The government’s instinctual desire in such inquisitional proceedings is its most fundamental urge: promote stability through the status quo. Hence, any innovation that upends the standing order is seen as a threat, despite the untold possibility for growth that comes with it. This is a behavior increasingly evinced by the federal government’s response to the changing technological landscape. The government, which is supposed to protect the parity at which individual rights are held, views certain actors, namely big businessmen, as threats. Its actions are biased against them: Net neutrality is needed to squelch Internet service providers. Regulation is needed to break up Facebook’s monopoly on digital speech. Foreign companies like Broadcom might one day prove a threat to American business, so they must be excluded from domestic markets.
Put aside for a moment the issue of monopolies and there is one commonality that binds these actions together: fear that change represents an implicit threat to American citizens. Government looks to coddle citizens — assuming they are incapable of making these assessments for themselves — by batting down any change to the existing social order. Their message is clear: we have a system that works and, though it has flaws, these are fixable because we’re familiar with its procedures.

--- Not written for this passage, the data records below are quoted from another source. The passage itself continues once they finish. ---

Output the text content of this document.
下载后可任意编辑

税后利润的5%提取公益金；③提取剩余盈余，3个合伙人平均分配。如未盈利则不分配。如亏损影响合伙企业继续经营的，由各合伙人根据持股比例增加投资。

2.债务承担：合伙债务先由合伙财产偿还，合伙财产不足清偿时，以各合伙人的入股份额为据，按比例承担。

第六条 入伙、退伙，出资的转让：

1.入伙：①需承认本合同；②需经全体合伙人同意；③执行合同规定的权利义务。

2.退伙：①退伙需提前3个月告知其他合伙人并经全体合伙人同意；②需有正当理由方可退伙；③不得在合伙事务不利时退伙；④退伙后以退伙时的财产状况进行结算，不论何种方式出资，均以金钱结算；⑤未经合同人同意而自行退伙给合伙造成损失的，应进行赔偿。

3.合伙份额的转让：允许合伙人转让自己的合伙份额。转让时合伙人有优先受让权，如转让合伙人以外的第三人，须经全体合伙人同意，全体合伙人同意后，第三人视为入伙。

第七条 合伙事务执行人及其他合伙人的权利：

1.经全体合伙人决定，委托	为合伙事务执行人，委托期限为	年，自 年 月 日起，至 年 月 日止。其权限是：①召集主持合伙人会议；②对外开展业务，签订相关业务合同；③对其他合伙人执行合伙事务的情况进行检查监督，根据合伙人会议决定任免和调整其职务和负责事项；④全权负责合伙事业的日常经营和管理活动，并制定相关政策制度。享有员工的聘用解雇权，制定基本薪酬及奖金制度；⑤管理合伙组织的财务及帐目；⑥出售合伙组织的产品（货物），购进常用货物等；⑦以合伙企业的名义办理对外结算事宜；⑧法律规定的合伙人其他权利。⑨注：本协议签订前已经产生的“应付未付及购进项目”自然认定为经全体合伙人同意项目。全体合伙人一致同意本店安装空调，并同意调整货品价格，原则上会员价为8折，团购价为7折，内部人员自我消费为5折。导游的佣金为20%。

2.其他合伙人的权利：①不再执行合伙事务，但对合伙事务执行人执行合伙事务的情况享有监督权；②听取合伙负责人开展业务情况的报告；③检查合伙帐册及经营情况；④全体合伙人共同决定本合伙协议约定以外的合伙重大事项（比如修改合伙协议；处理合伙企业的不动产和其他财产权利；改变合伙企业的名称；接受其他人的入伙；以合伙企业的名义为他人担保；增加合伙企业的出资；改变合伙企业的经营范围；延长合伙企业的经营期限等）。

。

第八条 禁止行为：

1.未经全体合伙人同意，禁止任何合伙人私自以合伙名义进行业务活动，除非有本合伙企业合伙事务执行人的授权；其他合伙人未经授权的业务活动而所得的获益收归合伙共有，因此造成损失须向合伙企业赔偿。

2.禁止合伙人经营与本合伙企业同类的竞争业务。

To justify itself, government raises the bogeyman of monopolies and plays on instinctual fears that concentrated power in the hands of big business makes it impossible for smaller actors to make a living.
Ironically, however, it is only their protectionism that makes this possible. It’s not some altruistic duty to fairness that drives Mark Zuckerberg to resign himself to the inevitable regulation of Facebook or drives Internet providers to lobby for net neutrality regulations: its their own self-interest.
Preservation of the status quo means that those business already established in a market will retain their place of dominance. Regulation creates a barrier of entry into the market for new actors. Established businesses can stop worrying about the constant need to find new ways to improve their product and ensure audience loyalty. That’s the grim paradox of government by stasis: it actually hurts quality of life for those actors whose interests its trying to promote. Protectionism gives cover to businessmen, who, in the anarchic creative environment of an unregulated market, have to constantly cater to the changing needs of their clients just to maintain their presence.
And that’s the real danger of a government with an unlimited reach: it means innovation is pretty much stifled. Its not just the organs of power that are frozen in time; all of society is, because there is, effectively, no private realm where individuals are beyond the wagging finger of government protectionism.